Homeros ve Herodot okumamış olanlar için tüm bu söylediklerim uçuk hayaller olarak görünebilir. Oysa, bu denizin tarihi hep bu gibi değişimlerin öyküsüdür. Kavimler göçle, savaşla, seçimle sürekli yer değiştirmiştir. Ortaya zamanla yeni bileşimler çıkmıştır.

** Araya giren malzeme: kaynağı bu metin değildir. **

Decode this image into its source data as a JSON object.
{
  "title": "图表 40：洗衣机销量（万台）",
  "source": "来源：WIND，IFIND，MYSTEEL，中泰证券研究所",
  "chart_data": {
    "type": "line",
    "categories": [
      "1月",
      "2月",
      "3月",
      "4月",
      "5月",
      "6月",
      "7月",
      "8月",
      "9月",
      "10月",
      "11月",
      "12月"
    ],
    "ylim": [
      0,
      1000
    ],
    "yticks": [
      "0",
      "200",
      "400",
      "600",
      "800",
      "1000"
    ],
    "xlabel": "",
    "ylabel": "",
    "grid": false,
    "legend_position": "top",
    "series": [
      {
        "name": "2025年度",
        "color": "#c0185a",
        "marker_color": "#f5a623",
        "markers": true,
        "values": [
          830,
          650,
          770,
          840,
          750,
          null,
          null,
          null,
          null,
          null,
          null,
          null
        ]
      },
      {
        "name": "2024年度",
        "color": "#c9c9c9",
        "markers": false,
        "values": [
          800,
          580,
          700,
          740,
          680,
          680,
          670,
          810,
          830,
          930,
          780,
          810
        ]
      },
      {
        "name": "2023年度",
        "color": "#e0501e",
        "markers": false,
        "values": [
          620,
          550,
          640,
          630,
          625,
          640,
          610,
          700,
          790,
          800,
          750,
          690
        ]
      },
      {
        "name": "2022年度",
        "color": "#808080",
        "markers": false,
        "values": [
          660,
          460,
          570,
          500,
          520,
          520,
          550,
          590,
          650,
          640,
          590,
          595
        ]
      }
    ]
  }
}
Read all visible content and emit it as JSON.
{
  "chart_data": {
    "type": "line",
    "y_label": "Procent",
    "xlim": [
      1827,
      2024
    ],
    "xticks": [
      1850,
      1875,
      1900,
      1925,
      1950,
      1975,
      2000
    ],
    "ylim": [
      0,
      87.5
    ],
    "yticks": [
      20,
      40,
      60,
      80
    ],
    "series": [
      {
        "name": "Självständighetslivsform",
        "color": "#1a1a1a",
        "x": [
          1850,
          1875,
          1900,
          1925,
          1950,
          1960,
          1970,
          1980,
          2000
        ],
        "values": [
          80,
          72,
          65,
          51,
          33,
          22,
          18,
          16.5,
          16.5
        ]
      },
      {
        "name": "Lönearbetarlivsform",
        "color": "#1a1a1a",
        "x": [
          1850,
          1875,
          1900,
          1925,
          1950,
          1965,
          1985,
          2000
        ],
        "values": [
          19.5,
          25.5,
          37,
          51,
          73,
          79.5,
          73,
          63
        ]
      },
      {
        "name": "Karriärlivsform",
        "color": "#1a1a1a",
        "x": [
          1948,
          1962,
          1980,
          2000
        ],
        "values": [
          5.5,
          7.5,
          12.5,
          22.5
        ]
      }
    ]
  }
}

Ege ve Akdeniz için için birkaç yüzyıl o kadar da uzun bir zaman değildir.
YAPISAL SORUN
Bülent Ecevit ve İsmail Cem gibi Türkiye’nin tarihsel misyonu konusunda bilinçli politikacıların ve Turgut Özal’ın Avrupa Birliği projesine önem vermelerinin bir nedeni de buydu: Türkiye AB’ye girince Ege ve Kıbrıs kördüğümleri neredeyse kendiliğinden çözülecek, ilişkiler doğallaşacaktı.
Ama olmadı. Şimdi başka yollar aranıyor. O açıdan 2024 yazı ilginç bir deneyim oldu! Çözülmemiş sorunlar sorun olmaya devam ediyor. Çözene kadar!